NEWS YORK DIARY `Wall of Silence' Angers KinDennis Duggan
Some of the grieving and, by now, embittered relatives of the victims of Pan American Flight 103 that crashed over Lockerbie, Scotland, wore photographs of their loved ones in a heart-wrenching effort yesterday morning to put flesh-and-blood to the bare bones of statistics.
You can say 270 - the number of people who died in the explosion of that jumbo jet six weeks ago - over and over in your mind, but it isn't until you are confronted with the living wreckage of the survivors and their stories that you begin to grasp the enormity of that tragedy.
At a press conference organized by the National Victims Center, a group founded three years ago by the children of Sunny von Bulow, close to 100 relatives came to break what they called a "wall of silence" that has formed since the air tragedy four days before Christmas. One by one they rose to speak and in their sometimes cracking voices you could feel the nights of unspeakable anguish they have endured since that terrible day. Always there was the still unanswered question: Why were some told of the bomb threat but not others?
I sat with Phyllis Rosenthal, whose daughter Andrea would have been 23 years old on Sunday. "The thought of her walking onto that death-trap with her backpack will haunt me for the rest of my days," she said. Her daughter was graduated from Brown University last May and was given a three-month trip as a graduation present. "We were so relieved when she got to London. We called her several times the day before that flight. She laughed and laughed and said, `Ill be home tomorrow.' "
Since then, Phyllis Rosenthal says, she has gotten the run-around from government agencies, including the State Department and the Federal Aviation Administration, and, when she talks of Pan Am, all she remembers is "robotic voices." "We can't sue the government, our lawyer tells us, but we are going to sue the airline for criminal negligence for not telling all the passengers about the warning," she says.
The warning she talks about was posted in the American Embassy in Moscow on Dec. 13 and signed by William Kelly, administrative counselor of the embassy. It read, in part, that "post has been notified by the Federal Aviation Administration that on December 5, 1988, an unidentified individual telephoned a U.S. diplomatic facility in Europe that sometime within the next two weeks there would be a bombing attempt against a Pan American aircraft flying from Frankfurt to the United States." It added "Pan Am has also been notified," and continued: the embassy "leaves to the discretion of individual travelers any decisions on altering personal travel plans or changing to another American carrier." That warning was never given to the travelers who boarded Flight 103 at Heathrow airport for a trip to the United States. They didn't know it but they had only a few more minutes to live.

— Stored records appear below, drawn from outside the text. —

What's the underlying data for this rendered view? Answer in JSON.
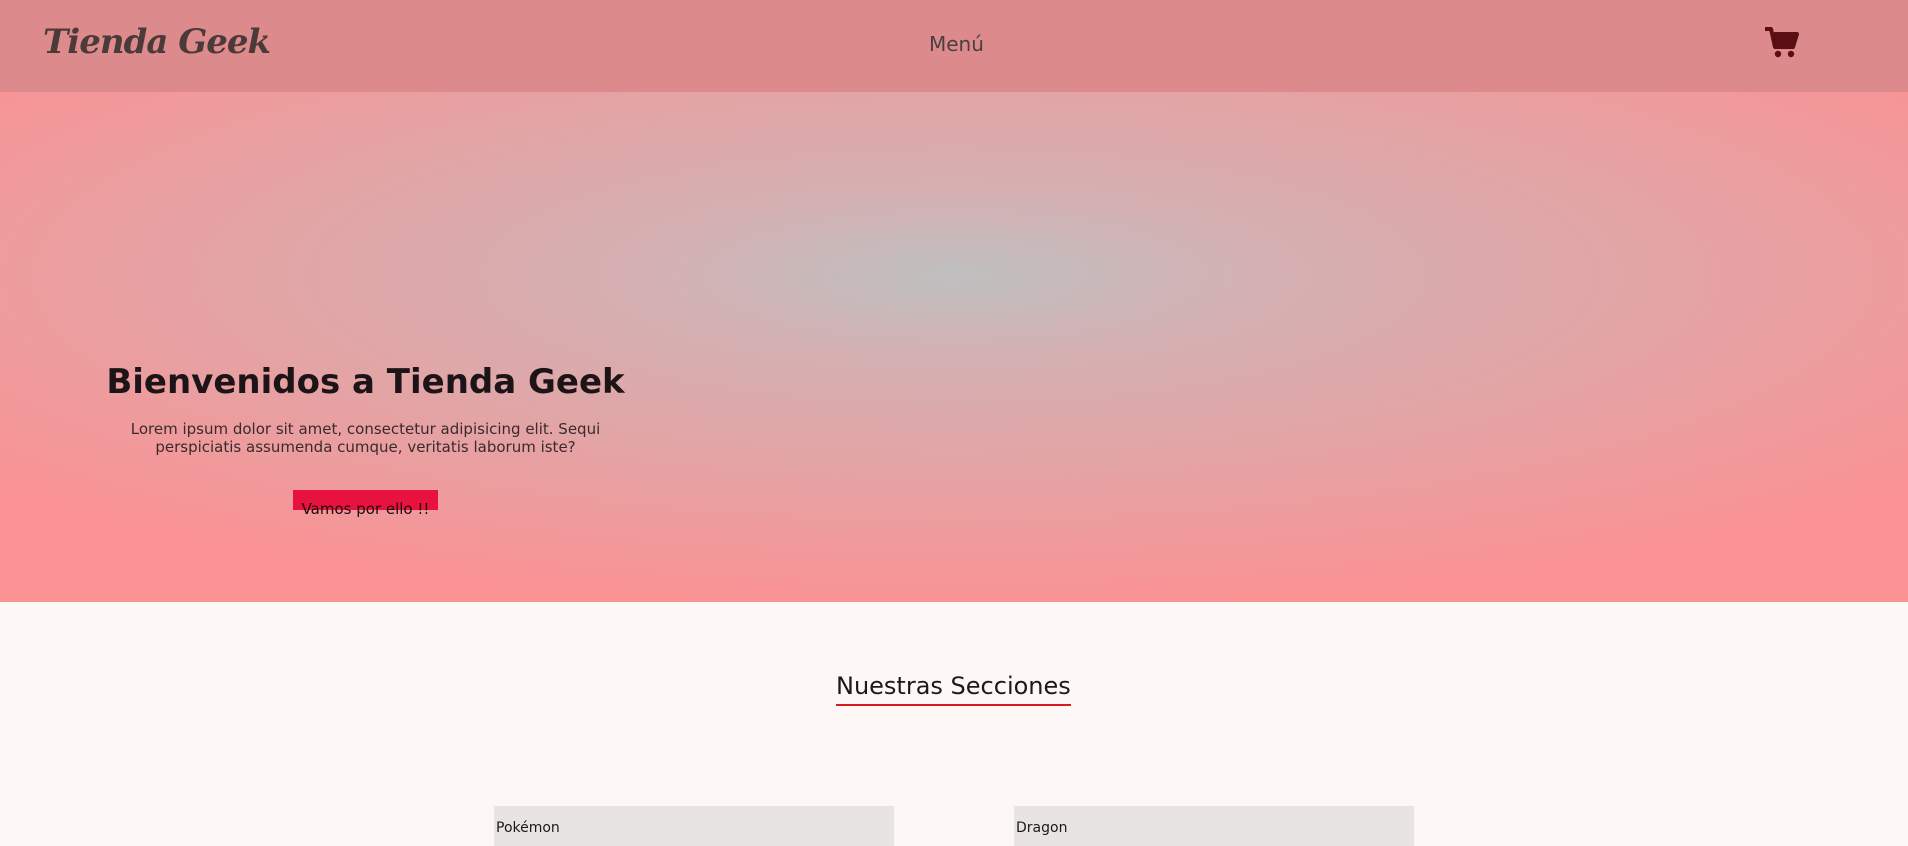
{
  "header": {
    "logo": "Tienda Geek",
    "menu_label": "Menú",
    "cart_icon": "shopping-cart-icon",
    "background": "#dd8a8c"
  },
  "hero": {
    "title": "Bienvenidos a Tienda Geek",
    "text": "Lorem ipsum dolor sit amet, consectetur adipisicing elit. Sequi perspiciatis assumenda cumque, veritatis laborum iste?",
    "cta_label": "Vamos por ello !!",
    "cta_color": "#e8123e"
  },
  "sections": {
    "title": "Nuestras Secciones",
    "underline_color": "#d81a22",
    "cards": [
      {
        "label": "Pokémon"
      },
      {
        "label": "Dragon"
      }
    ]
  }
}
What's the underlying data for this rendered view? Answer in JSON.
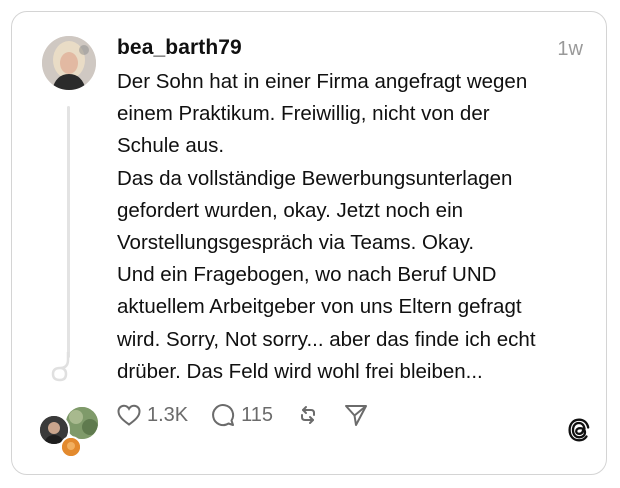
{
  "post": {
    "username": "bea_barth79",
    "time": "1w",
    "lines": [
      "Der Sohn hat in einer Firma angefragt wegen",
      "einem Praktikum. Freiwillig, nicht von der",
      "Schule aus.",
      "Das da vollständige Bewerbungsunterlagen",
      "gefordert wurden, okay. Jetzt noch ein",
      "Vorstellungsgespräch via Teams. Okay.",
      "Und ein Fragebogen, wo nach Beruf UND",
      "aktuellem Arbeitgeber von uns Eltern gefragt",
      "wird. Sorry, Not sorry... aber das finde ich echt",
      "drüber. Das Feld wird wohl frei bleiben..."
    ]
  },
  "actions": {
    "likes": "1.3K",
    "replies": "115"
  },
  "icons": {
    "like": "heart-icon",
    "reply": "comment-icon",
    "repost": "repost-icon",
    "share": "send-icon",
    "brand": "threads-logo-icon"
  }
}
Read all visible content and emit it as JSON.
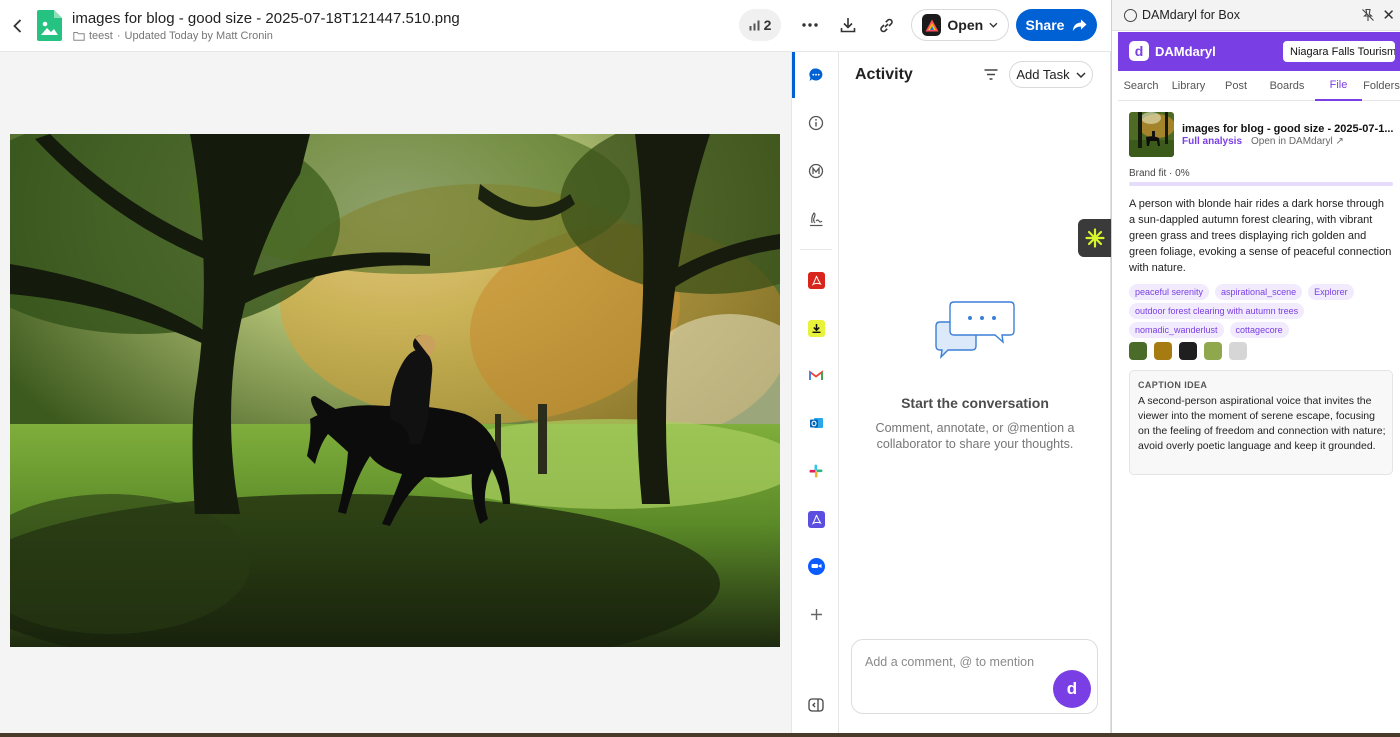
{
  "header": {
    "file_name": "images for blog - good size - 2025-07-18T121447.510.png",
    "folder": "teest",
    "updated": "Updated Today by Matt Cronin",
    "version_count": "2",
    "open_label": "Open",
    "share_label": "Share"
  },
  "preview": {
    "image_alt": "Person riding a dark horse through a sunlit autumn forest clearing"
  },
  "rail": {
    "icons": [
      "activity-icon",
      "info-icon",
      "metadata-icon",
      "sign-icon",
      "adobe-acrobat-app",
      "download-app",
      "gmail-app",
      "outlook-app",
      "slack-app",
      "adobe-sign-app",
      "zoom-app",
      "add-icon",
      "collapse-sidebar-icon"
    ]
  },
  "activity": {
    "title": "Activity",
    "add_task_label": "Add Task",
    "empty_title": "Start the conversation",
    "empty_body": "Comment, annotate, or @mention a collaborator to share your thoughts.",
    "comment_placeholder": "Add a comment, @ to mention",
    "avatar_letter": "d"
  },
  "extension": {
    "window_title": "DAMdaryl for Box",
    "brand_name": "DAMdaryl",
    "brand_logo_letter": "d",
    "brand_select": "Niagara Falls Tourism",
    "tabs": [
      {
        "label": "Search",
        "active": false
      },
      {
        "label": "Library",
        "active": false
      },
      {
        "label": "Post",
        "active": false
      },
      {
        "label": "Boards",
        "active": false
      },
      {
        "label": "File",
        "active": true
      },
      {
        "label": "Folders",
        "active": false
      }
    ],
    "file_name": "images for blog - good size - 2025-07-1...",
    "full_analysis": "Full analysis",
    "open_in": "Open in DAMdaryl ↗",
    "brand_fit_label": "Brand fit · 0%",
    "brand_fit_value": 0,
    "description": "A person with blonde hair rides a dark horse through a sun-dappled autumn forest clearing, with vibrant green grass and trees displaying rich golden and green foliage, evoking a sense of peaceful connection with nature.",
    "tags": [
      "peaceful serenity",
      "aspirational_scene",
      "Explorer",
      "outdoor forest clearing with autumn trees",
      "nomadic_wanderlust",
      "cottagecore"
    ],
    "palette": [
      "#4a6b2a",
      "#a67c12",
      "#1f1f1f",
      "#8fa84e",
      "#d6d6d6"
    ],
    "caption_label": "CAPTION IDEA",
    "caption_text": "A second-person aspirational voice that invites the viewer into the moment of serene escape, focusing on the feeling of freedom and connection with nature; avoid overly poetic language and keep it grounded."
  },
  "colors": {
    "box_blue": "#0061d5",
    "damdaryl_purple": "#7a3fe4"
  }
}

Betty Capasso, 46, from Marine Park in Brooklyn, wore her 21-year-old son Greg's picture on her green sweater and her voice broke again and again as she recalled his love of life and his talent as a law student at New York University. "It hurts so much," she said as her husband, Sal, 46, stood at her side. "We will never be happy again. For us, life has ended." She reached into her pocketbook and pulled out a plastic-covered card that bore a single, red rose. On the back were despairing words written by David Nelson, a close friend of their son and a film student at NYU: "Greg, why were you in that twisted wreck? Greg - why is a stupid question I know . . . This thing has taught me nothing."

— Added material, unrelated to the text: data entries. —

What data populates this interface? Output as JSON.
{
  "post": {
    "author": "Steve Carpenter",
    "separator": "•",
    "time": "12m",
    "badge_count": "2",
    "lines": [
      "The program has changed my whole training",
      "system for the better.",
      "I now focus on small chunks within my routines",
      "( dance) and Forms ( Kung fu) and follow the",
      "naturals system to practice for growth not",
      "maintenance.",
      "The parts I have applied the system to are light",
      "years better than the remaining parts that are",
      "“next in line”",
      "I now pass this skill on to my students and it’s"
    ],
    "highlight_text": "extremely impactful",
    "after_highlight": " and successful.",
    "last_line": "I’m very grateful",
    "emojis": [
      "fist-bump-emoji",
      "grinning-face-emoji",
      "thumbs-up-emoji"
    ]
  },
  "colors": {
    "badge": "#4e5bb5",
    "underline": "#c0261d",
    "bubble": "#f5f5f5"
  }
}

For the Capassos, like many in that pain-filled room yesterday, the unanswered question of why some were warned and others were not has dogged them for weeks and what answers they have been given seem to smack of either elitism or pure bombast. "If we had known of that bomb threat I'd have told my son to get off that plane and we would have bought him a ticket on a boat," Betty Capasso said.

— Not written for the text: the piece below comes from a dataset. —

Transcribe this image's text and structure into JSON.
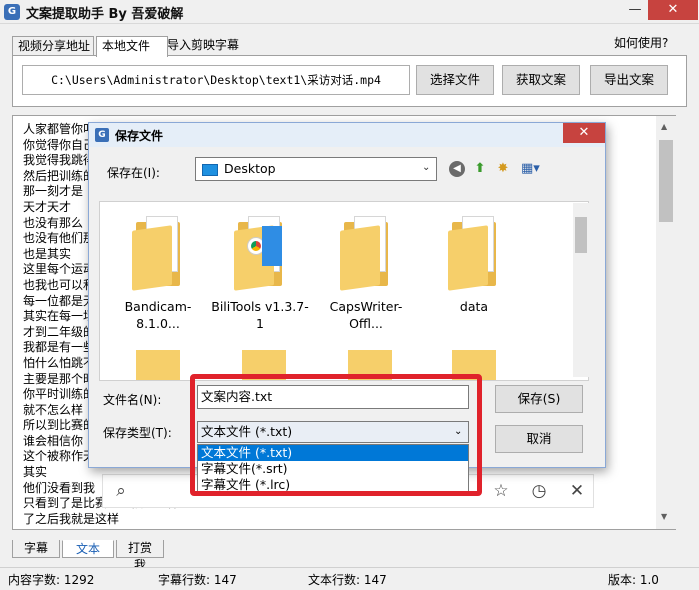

In an angry statement, Paul Hudson, an Albany attorney whose 16-year-old daughter Melina died in the crash, said, "We were shocked to learn that the FAA had issued written alerts . . . to U.S. embassies, the airline, British officials and the U.S. military personnel in Frankfurt. However, the warning alert was not available to passengers or crew of Flight 103." He noted that then-President Ronald Reagan had said so many threats are received that to make them available to the public would stop all air traffic. "The FAA's own reports," Hudson said, "show a relatively small number of threats to aircraft - 400 to 500 per year out of 6 million flights - and a positively tiny number of high level threats, variously reported at 22 to 24 in all of 1988. The threat to Pan Am Flight 103 . . . was apparently classified as such a high-level threat."
Many of the grieving families I spoke to yesterday said phone calls they had made to their elected representatives had gone unanswered.
Fireman John Jermyn, 32, of Ladder 122 in Park Slope, who lost his sister Kathleen, 21, in the crash, says that "the tragedy is old news now, but for us it is a devastation." Yesterday, he also was mourning the death of fellow firefighter John Devaney, who lost his life in a fire in Red Hook last week while searching for trapped victims. Some of his sister's personal effects are still being held by the British, and a State Department spokesman told me "the British consider these things to be evidence."
All Jermyn knows is that his sister is dead and no one seems to care any longer. "Everyone has gone on to other things. I live in Staten Island and I called Guy Molinari, my congressman, four times. When I called a fifth time, I said to someone in his office he'd hear from me in the media. He called back right away but I was so angry I told him I was too busy to talk. "It looks to me as though everyone is trying to sweep this under the rug. They want to forget what happened. I will never forget it. This is a long way from being over as far as I am concerned."